Hong Leong Investment Bank Bhd (HLIB Research) expects Sime Darby’s earnings to hold steady in the second half of 2025 (2H 2025), supported by a record-high order book of RM4.8 billion as at December 2024.

"Australia accounts for 56.1 per cent of its order book, mainly from the mining sector,

"56.1 per cent of its order book is attributed to the Australian market, mainly the mining sector, due to profitable commodity prices.  

"Outstanding order book has increased for Malaysia, given more infrastructure projects and power and energy equipment for the rising development of data centres," HLIB Research said in a note.  

It said the sustainability of the UMW segment is expected to be anchored by Perodua’s associate performance, with Toyota and Perodua setting 2025 sales targets of 90,000 and 345,000 units, respectively.  

HLIB Research maintained a "buy" call on Sime Darby, with a target price (TP) of RM2.65.  

RHB Investment Bank Bhd (RHB IB), which also reiterated a "buy" recommendation with a TP of RM3.05, remains upbeat on Sime Darby’s industrial division, though ongoing price reductions in parts may weigh on its 2H 2025 performance.  
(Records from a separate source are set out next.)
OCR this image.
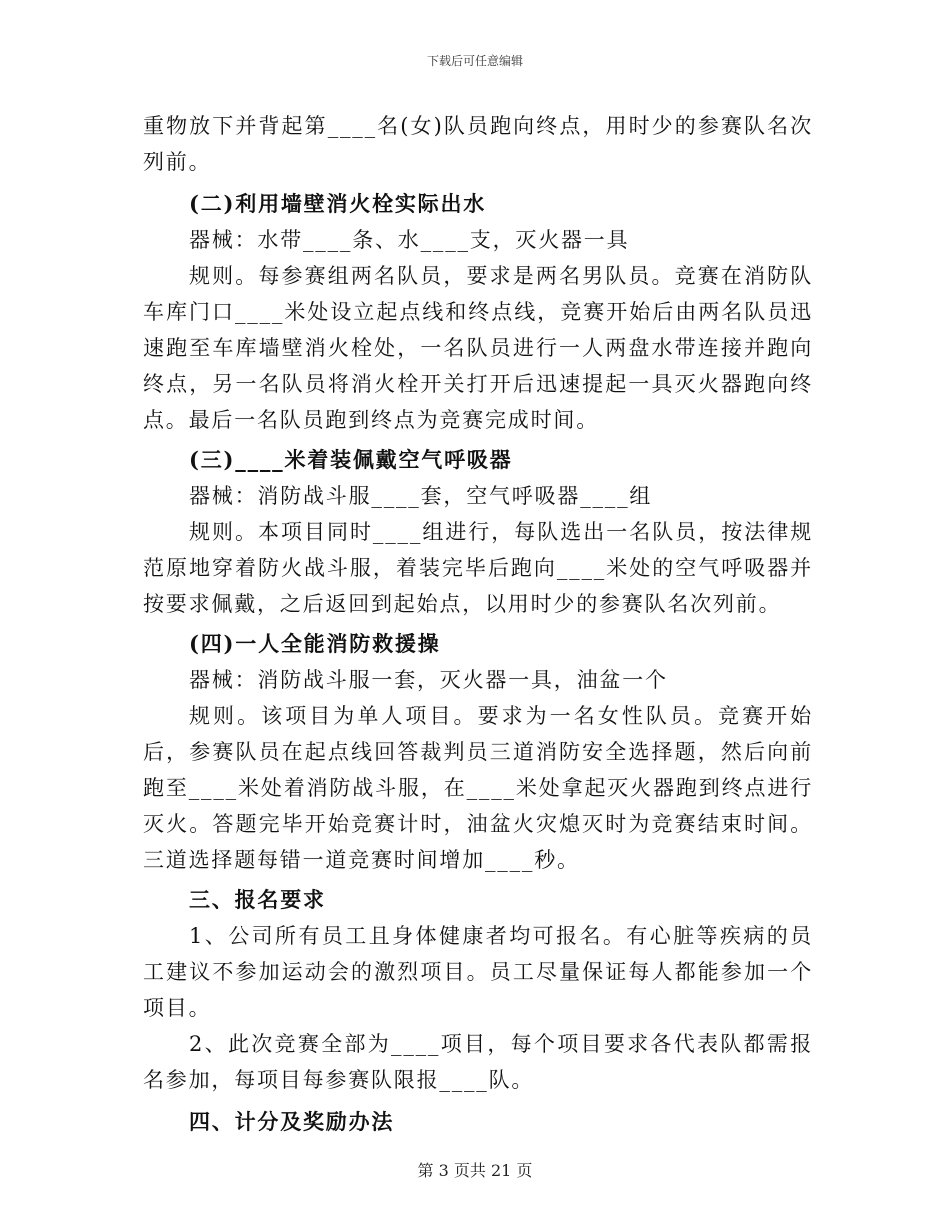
下载后可任意编辑

重物放下并背起第____名(女)队员跑向终点，用时少的参赛队名次列前。

(二)利用墙壁消火栓实际出水

器械：水带____条、水____支，灭火器一具

规则。每参赛组两名队员，要求是两名男队员。竞赛在消防队车库门口____米处设立起点线和终点线，竞赛开始后由两名队员迅速跑至车库墙壁消火栓处，一名队员进行一人两盘水带连接并跑向终点，另一名队员将消火栓开关打开后迅速提起一具灭火器跑向终点。最后一名队员跑到终点为竞赛完成时间。

(三)____米着装佩戴空气呼吸器

器械：消防战斗服____套，空气呼吸器____组

规则。本项目同时____组进行，每队选出一名队员，按法律规范原地穿着防火战斗服，着装完毕后跑向____米处的空气呼吸器并按要求佩戴，之后返回到起始点，以用时少的参赛队名次列前。

(四)一人全能消防救援操

器械：消防战斗服一套，灭火器一具，油盆一个

规则。该项目为单人项目。要求为一名女性队员。竞赛开始后，参赛队员在起点线回答裁判员三道消防安全选择题，然后向前跑至____米处着消防战斗服，在____米处拿起灭火器跑到终点进行灭火。答题完毕开始竞赛计时，油盆火灾熄灭时为竞赛结束时间。三道选择题每错一道竞赛时间增加____秒。

三、报名要求

1、公司所有员工且身体健康者均可报名。有心脏等疾病的员工建议不参加运动会的激烈项目。员工尽量保证每人都能参加一个项目。

2、此次竞赛全部为____项目，每个项目要求各代表队都需报名参加，每项目每参赛队限报____队。

四、计分及奖励办法

第 3 页共 21 页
"The automotive segment could see volume normalisation in line with our cyclical downturn outlook for the sector, but this should be mitigated by a healthy contribution from UMW, with Perodua and Toyota in its offerings," it said.  

The investment bank rrevised its financial year 2025–FY2027 earnings forecast upwards by 6.0 per cent, 4.0 per cent, and 4.0 per cent, citing higher taxes and minority interest.  

Kenanga Investment Bank Bhd continues to favour Sime Darby for its market share in Malaysia, its proxy to the Australian mining sector, and the strong brands under its stable, such as BMW, Caterpillar, Toyota and Perodua.  

"As such, we maintain an 'outperform' call on Sime Darby, with potential risks including governments cutting back on infrastructure spending as part of an austerity drive, a slowdown in the mining sector hurting demand for heavy equipment, consumers reducing discretionary spending amidst high inflation, and persistent disruptions in the automotive supply chain," it said.  

Public Investment Bank Bhd, however, said the group’s outlook remains uncertain, with challenging conditions in China expected to persist, including intensifying price wars.  

It said that in Malaysia, demand for motor vehicles is expected to weaken due to the anticipated fuel subsidy rationalisation and the introduction of a high-value goods tax.

"Furthermore, the influx of Chinese original equipment manufacturers (OEMs) and competitive pricing may intensify market competition, further squeezing profit margins and limiting earnings growth.  

"Despite these headwinds, the robust performance of the industrial division in Australasia and Malaysia, as well as UMW, is expected to cushion the weakness in its China operations," it said.  

As at 10.51 am, Sime Darby fell one sen to RM2.27, with 1.54 million shares transacted.